趙桓被打得腦子嗡嗡作響,眼冒金星,趙靜書冷冷看了趙桓一眼,揮了揮手,對身後家丁道:“把小公子給我綁回王府,一五一十告訴母親,該受的罰,一點也不能少!”
“長姐,我錯了!不要告訴母親!”趙桓一聽到要告訴母親,整個人都激靈了,哭天撼地。家丁毫不留情地捆住,掙紮着拖出了驿站。
喬雪頌也大緻明白了這裡頭的恩怨,見趙靜書氣得頭痛,都快站不穩了,她不露聲色地起身,扶了趙靜書一把,“郡主莫氣,小公子也是想要做出一番成績。”
趙靜書深吸口氣。
這話......倒也沒有說錯。
她阖上的眼下精光一閃而過,反手将喬雪頌一起拉到身邊坐下,“喬姑娘能理解便是極好的,就是與那絲戶的生意......”
喬雪頌挑眉。
“喬姑娘放心,王府會補償的。
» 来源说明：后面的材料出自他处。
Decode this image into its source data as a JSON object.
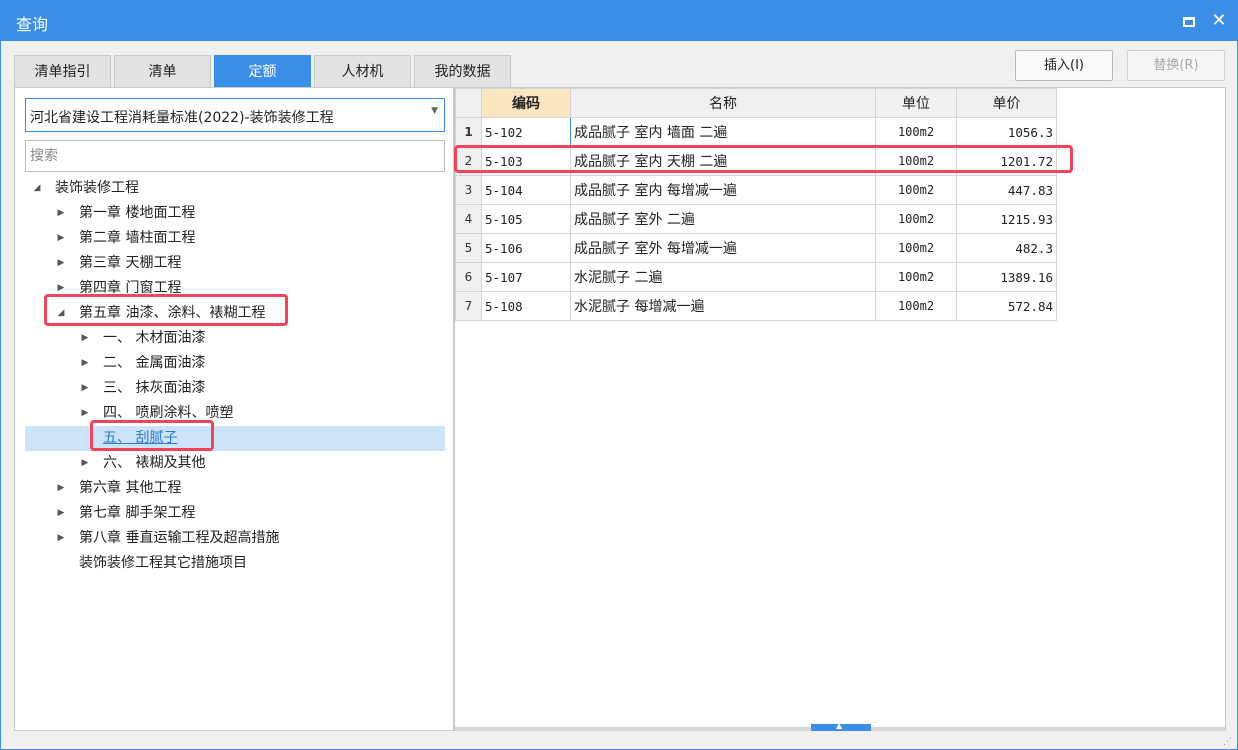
{
  "window": {
    "title": "查询",
    "maximize_label": "",
    "close_label": "✕"
  },
  "tabs": [
    {
      "label": "清单指引"
    },
    {
      "label": "清单"
    },
    {
      "label": "定额"
    },
    {
      "label": "人材机"
    },
    {
      "label": "我的数据"
    }
  ],
  "active_tab": "定额",
  "buttons": {
    "insert_label": "插入(I)",
    "replace_label": "替换(R)"
  },
  "library_select": {
    "value": "河北省建设工程消耗量标准(2022)-装饰装修工程"
  },
  "search": {
    "placeholder": "搜索",
    "value": ""
  },
  "tree": [
    {
      "label": "装饰装修工程",
      "toggle": "◢"
    },
    {
      "label": "第一章 楼地面工程",
      "toggle": "▶"
    },
    {
      "label": "第二章 墙柱面工程",
      "toggle": "▶"
    },
    {
      "label": "第三章 天棚工程",
      "toggle": "▶"
    },
    {
      "label": "第四章 门窗工程",
      "toggle": "▶"
    },
    {
      "label": "第五章 油漆、涂料、裱糊工程",
      "toggle": "◢"
    },
    {
      "label": "一、 木材面油漆",
      "toggle": "▶"
    },
    {
      "label": "二、 金属面油漆",
      "toggle": "▶"
    },
    {
      "label": "三、 抹灰面油漆",
      "toggle": "▶"
    },
    {
      "label": "四、 喷刷涂料、喷塑",
      "toggle": "▶"
    },
    {
      "label": "五、 刮腻子",
      "toggle": ""
    },
    {
      "label": "六、 裱糊及其他",
      "toggle": "▶"
    },
    {
      "label": "第六章 其他工程",
      "toggle": "▶"
    },
    {
      "label": "第七章 脚手架工程",
      "toggle": "▶"
    },
    {
      "label": "第八章 垂直运输工程及超高措施",
      "toggle": "▶"
    },
    {
      "label": "装饰装修工程其它措施项目",
      "toggle": ""
    }
  ],
  "table": {
    "headers": {
      "code": "编码",
      "name": "名称",
      "unit": "单位",
      "price": "单价"
    },
    "rows": [
      {
        "no": "1",
        "code": "5-102",
        "name": "成品腻子 室内 墙面 二遍",
        "unit": "100m2",
        "price": "1056.3"
      },
      {
        "no": "2",
        "code": "5-103",
        "name": "成品腻子 室内 天棚 二遍",
        "unit": "100m2",
        "price": "1201.72"
      },
      {
        "no": "3",
        "code": "5-104",
        "name": "成品腻子 室内 每增减一遍",
        "unit": "100m2",
        "price": "447.83"
      },
      {
        "no": "4",
        "code": "5-105",
        "name": "成品腻子 室外 二遍",
        "unit": "100m2",
        "price": "1215.93"
      },
      {
        "no": "5",
        "code": "5-106",
        "name": "成品腻子 室外 每增减一遍",
        "unit": "100m2",
        "price": "482.3"
      },
      {
        "no": "6",
        "code": "5-107",
        "name": "水泥腻子 二遍",
        "unit": "100m2",
        "price": "1389.16"
      },
      {
        "no": "7",
        "code": "5-108",
        "name": "水泥腻子 每增减一遍",
        "unit": "100m2",
        "price": "572.84"
      }
    ]
  },
  "colors": {
    "accent": "#3a8ee6",
    "highlight": "#f0445a",
    "selected_row": "#cce4f7",
    "header_selected": "#fbe6c2"
  }
}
”趙靜書像是早有準備,喚來守在一旁的家丁,“在知曉桓兒做的事之後我便派人去了解了情況,浮光緞的損失,王府一力承擔。”
這話說的圓滿抓不出錯處,但方才看這郡主大人行事,喬雪頌總覺得她不會就這麼輕易地就以補償的理由将這事兒了結。
她看鐘宴齊臉色,二人對視一眼,均從對方眼裡看出了相同的意思。
果然,待她與趙靜書商量結束,這風華無比的郡主陡然話題一轉,轉到了喬雪頌與江南郡的合作上,“喬姑娘,本郡主實在有些不解,你們喬家做絲緞生意,怎麼會找上皇後那邊?我母家可不是皇後那邊能比的。”
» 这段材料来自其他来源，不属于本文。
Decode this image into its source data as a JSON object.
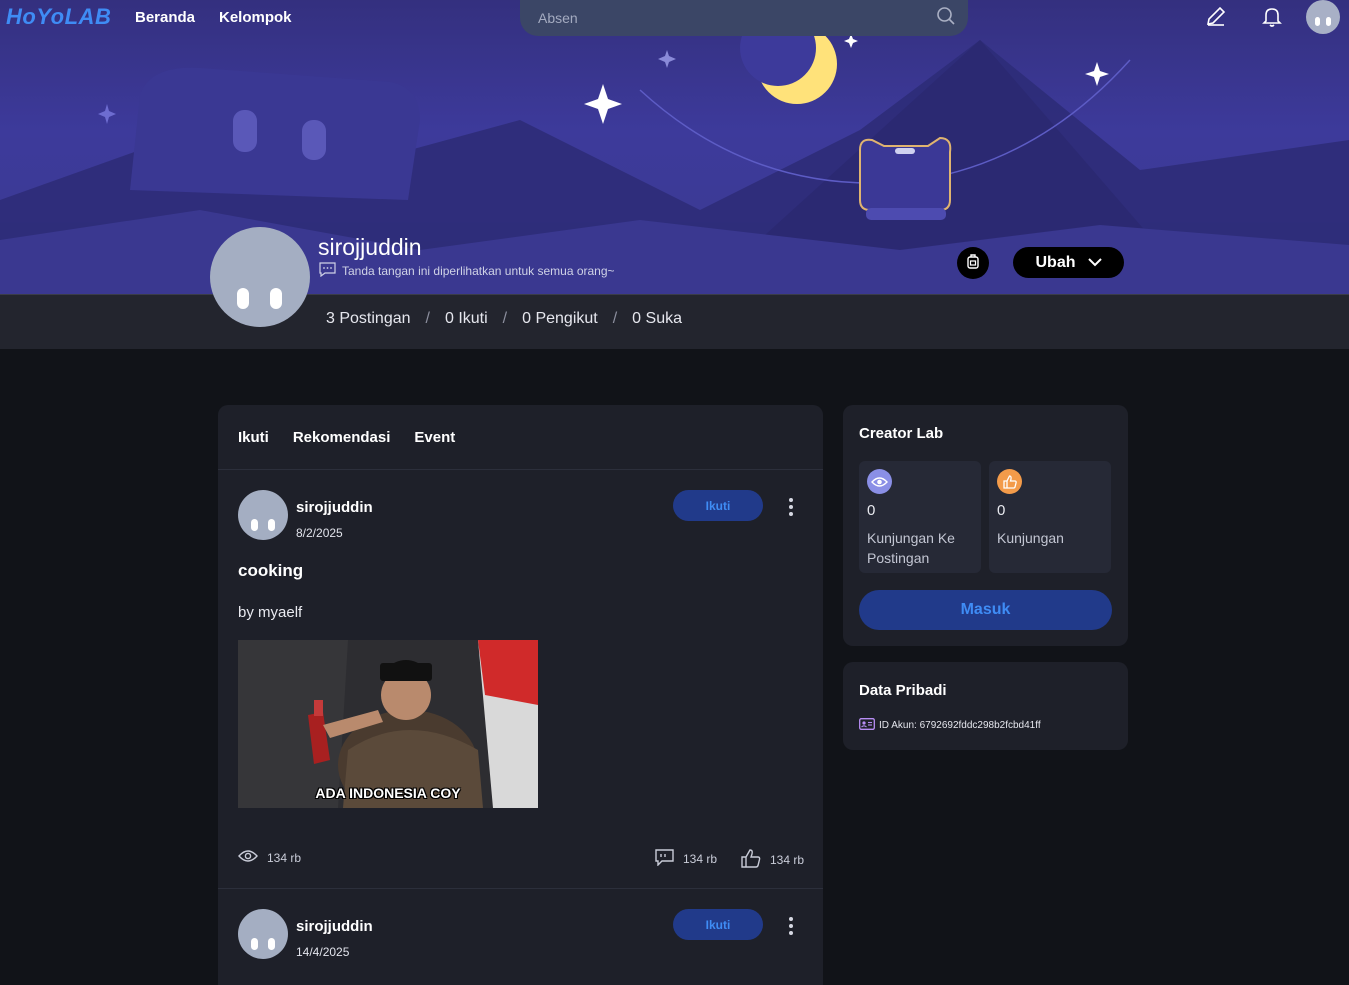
{
  "nav": {
    "logo": "HoYoLAB",
    "links": [
      "Beranda",
      "Kelompok"
    ],
    "search_placeholder": "Absen",
    "icons": [
      "search-icon",
      "pencil-icon",
      "bell-icon"
    ]
  },
  "profile": {
    "username": "sirojjuddin",
    "signature": "Tanda tangan ini diperlihatkan untuk semua orang~",
    "edit_label": "Ubah",
    "stats": [
      "3 Postingan",
      "0 Ikuti",
      "0 Pengikut",
      "0 Suka"
    ],
    "separator": "/"
  },
  "feed": {
    "tabs": [
      "Ikuti",
      "Rekomendasi",
      "Event"
    ],
    "posts": [
      {
        "user": "sirojjuddin",
        "date": "8/2/2025",
        "follow_label": "Ikuti",
        "title": "cooking",
        "body": "by myaelf",
        "image_caption": "ADA INDONESIA COY",
        "views": "134 rb",
        "comments": "134 rb",
        "likes": "134 rb"
      },
      {
        "user": "sirojjuddin",
        "date": "14/4/2025",
        "follow_label": "Ikuti"
      }
    ]
  },
  "creator_lab": {
    "title": "Creator Lab",
    "stats": [
      {
        "value": "0",
        "label": "Kunjungan Ke Postingan",
        "icon": "eye-icon",
        "color": "#8a8fe6"
      },
      {
        "value": "0",
        "label": "Kunjungan",
        "icon": "thumb-icon",
        "color": "#f39b4a"
      }
    ],
    "login_label": "Masuk"
  },
  "personal": {
    "title": "Data Pribadi",
    "account_id": "ID Akun: 6792692fddc298b2fcbd41ff"
  },
  "colors": {
    "accent": "#3f8cf5",
    "button_bg": "#213a8a",
    "card_bg": "#1e2029",
    "page_bg": "#111318"
  }
}
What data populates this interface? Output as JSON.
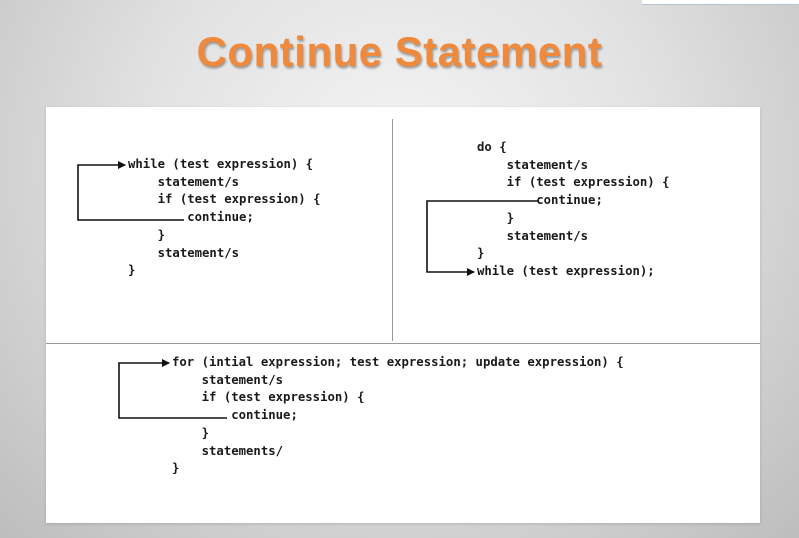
{
  "slide": {
    "title": "Continue Statement"
  },
  "diagrams": {
    "while_loop": {
      "lines": [
        "while (test expression) {",
        "    statement/s",
        "    if (test expression) {",
        "        continue;",
        "    }",
        "    statement/s",
        "}"
      ]
    },
    "do_while_loop": {
      "lines": [
        "do {",
        "    statement/s",
        "    if (test expression) {",
        "        continue;",
        "    }",
        "    statement/s",
        "}",
        "while (test expression);"
      ]
    },
    "for_loop": {
      "lines": [
        "for (intial expression; test expression; update expression) {",
        "    statement/s",
        "    if (test expression) {",
        "        continue;",
        "    }",
        "    statements/",
        "}"
      ]
    }
  },
  "colors": {
    "title": "#ef8a3c",
    "code": "#1a1a1a",
    "arrow": "#111111"
  }
}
江南王妃出身江南巨富薛氏,幾乎壟斷了整個江南商行,加之嫁予江南王後背靠王室,更是風頭無兩,再加之薛氏行事穩健,從不苛刻下人,在北晉名聲極好,少有商人不願與薛氏合作。
當初選擇交易對象的時候,喬雪頌确實将目光投向過薛氏,但看到那詳細背調,喬雪頌便知道這薛家選不得。
當地豪強,皇室外戚,放在現代,那便是标準的資本财閥,喬家在錦陽是有響當當的名号,但在薛氏面前就如同蝼蟻一般。
江南郡有江南王坐鎮,同錦陽郡不同,換句話來說,這兩個省内裡财政運行的方式都不一樣。
喬雪頌歎了口氣,當時千挑萬選選了個看着低調的中遊商戶,卻沒想到竟然是當朝皇後的人,而皇後竟然和薛氏有仇,這不是老天爺要整她。
這般想着,喬雪頌如實托出,耷拉着眉眼顯得格外沮喪,末了還不忘恭維,“早知殿下這般爽朗人物,我何必想那麼多。”
高位者往往都存在一種自認為看清所有的傲氣,喬雪頌深知在她面前撒謊往往得不到什麼好結果,還不如說清楚。果然,喬雪頌說到薛氏财閥時,趙靜書終于轉過頭正臉看她,一直到喬雪頌将整段話說完。
她才對鐘宴齊笑着,“鐘大人,你這是從什麼地方找來的這麼個奇妙的姑娘,我趙靜書活了個這些年,還是第一次有人在我面前說這些。”
沒有人,也不會有人敢這麼說。
喬雪頌微笑不語,給了鐘宴齊一個眼神。
鐘宴齊接話道:“你管這麼多做什麼,和錦陽郡的生意還做不做了?”
“好。”趙靜書笑吟吟,“我名下的鋪子也有些,喬姑娘派人去将和我家掌櫃商議便是,我不日便要去往京城,若是當季的産量不夠,讓王府丫鬟從我私庫裡取便是。”她也沒給說什麼憑證,隻道:“屆時還麻煩鐘大人親自陪一趟了。”